When the BRITICE glacial mapping project published a detailed reconstruction of the growth and decay of the British-Irish ice sheet in November last year, it pulled in data from researchers working on radiocarbon, cosmogenic and luminescence dating across hundreds of locations; the latter proved essential to providing 156 dates for key stages in the evolution of the ice sheet.
While luminescence dating generates a lot of data, often at a lower cost than other methods, it does have its challenges. ‘Generally, glacial environments are quite cold, and there’s not much sunlight, so the material isn’t always bleached,’ Jenkins says. ‘That can give you challenges with interpreting ages later on down the line.’ But he and his colleagues found that looking at cobble cores, rather than tiny grains, revealed just how far the light had penetrated into the subsurface of the rock as it sat in a riverbed and how long it had sat there. One well-bleached cobble even showed evidence of two bleaching events, possibly from both the advance and retreat of the British-Irish ice sheet.
Combining all this data, the BRITICE mapped the ice sheet for each millennium. At its maximum extent, 24,000 years ago, the ice sheet was discovered to be about 30 per cent larger than was previously thought. Knowing that, the researchers were able to calculate that once all of the ice had melted, it would have led to 1.8 metres of global sea level rise.

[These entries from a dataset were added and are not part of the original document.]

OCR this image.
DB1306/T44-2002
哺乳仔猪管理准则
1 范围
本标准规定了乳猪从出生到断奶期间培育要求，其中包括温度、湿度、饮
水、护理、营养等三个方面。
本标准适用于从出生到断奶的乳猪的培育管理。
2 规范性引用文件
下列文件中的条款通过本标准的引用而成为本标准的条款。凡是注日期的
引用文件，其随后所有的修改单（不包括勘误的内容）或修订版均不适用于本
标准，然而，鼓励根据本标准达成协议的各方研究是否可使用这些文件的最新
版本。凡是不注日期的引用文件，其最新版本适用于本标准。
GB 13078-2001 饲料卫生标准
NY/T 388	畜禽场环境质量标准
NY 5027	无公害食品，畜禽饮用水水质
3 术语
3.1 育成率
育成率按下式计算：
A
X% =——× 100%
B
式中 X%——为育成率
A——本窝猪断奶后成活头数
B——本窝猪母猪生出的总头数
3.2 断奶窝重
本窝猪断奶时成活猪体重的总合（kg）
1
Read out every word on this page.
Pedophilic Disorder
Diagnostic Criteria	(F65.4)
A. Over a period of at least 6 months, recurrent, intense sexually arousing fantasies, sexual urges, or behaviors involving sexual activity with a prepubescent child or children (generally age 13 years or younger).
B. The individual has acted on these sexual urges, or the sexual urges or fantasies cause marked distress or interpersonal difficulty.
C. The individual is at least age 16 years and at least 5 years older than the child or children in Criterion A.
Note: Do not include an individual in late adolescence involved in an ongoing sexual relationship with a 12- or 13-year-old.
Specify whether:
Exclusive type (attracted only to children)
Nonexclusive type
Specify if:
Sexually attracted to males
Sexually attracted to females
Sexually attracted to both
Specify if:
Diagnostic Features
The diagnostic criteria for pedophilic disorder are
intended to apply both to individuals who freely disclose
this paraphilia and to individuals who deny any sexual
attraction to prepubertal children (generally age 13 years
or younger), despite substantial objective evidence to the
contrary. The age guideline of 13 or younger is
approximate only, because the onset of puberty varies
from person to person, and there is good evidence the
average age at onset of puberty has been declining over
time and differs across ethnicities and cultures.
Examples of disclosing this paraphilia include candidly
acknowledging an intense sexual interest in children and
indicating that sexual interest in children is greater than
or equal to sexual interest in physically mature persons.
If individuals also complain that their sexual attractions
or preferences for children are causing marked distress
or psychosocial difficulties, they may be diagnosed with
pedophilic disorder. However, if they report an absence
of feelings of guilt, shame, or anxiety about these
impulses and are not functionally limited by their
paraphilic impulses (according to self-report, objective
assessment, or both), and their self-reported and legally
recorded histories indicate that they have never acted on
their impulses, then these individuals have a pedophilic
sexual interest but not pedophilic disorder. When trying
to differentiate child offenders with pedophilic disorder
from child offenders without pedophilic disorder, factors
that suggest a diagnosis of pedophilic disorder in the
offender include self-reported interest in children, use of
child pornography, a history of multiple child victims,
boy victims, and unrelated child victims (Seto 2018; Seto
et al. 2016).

‘That gives us a good picture of how much sea levels could rise from the melting of the Greenland ice sheet,’ says Jenkins. ‘We know that the British-Irish ice sheet was about a quarter of its size.’ He adds that, in some areas, the ice sheet’s retreat was faster than others for reasons other than climate, such as the shape of the ocean floor. ‘How do we know how the ice sheets of Greenland and Antarctica are going to respond in the future? We use the measurements from this ice sheet.’ Without them, there’s no way to test current predictions.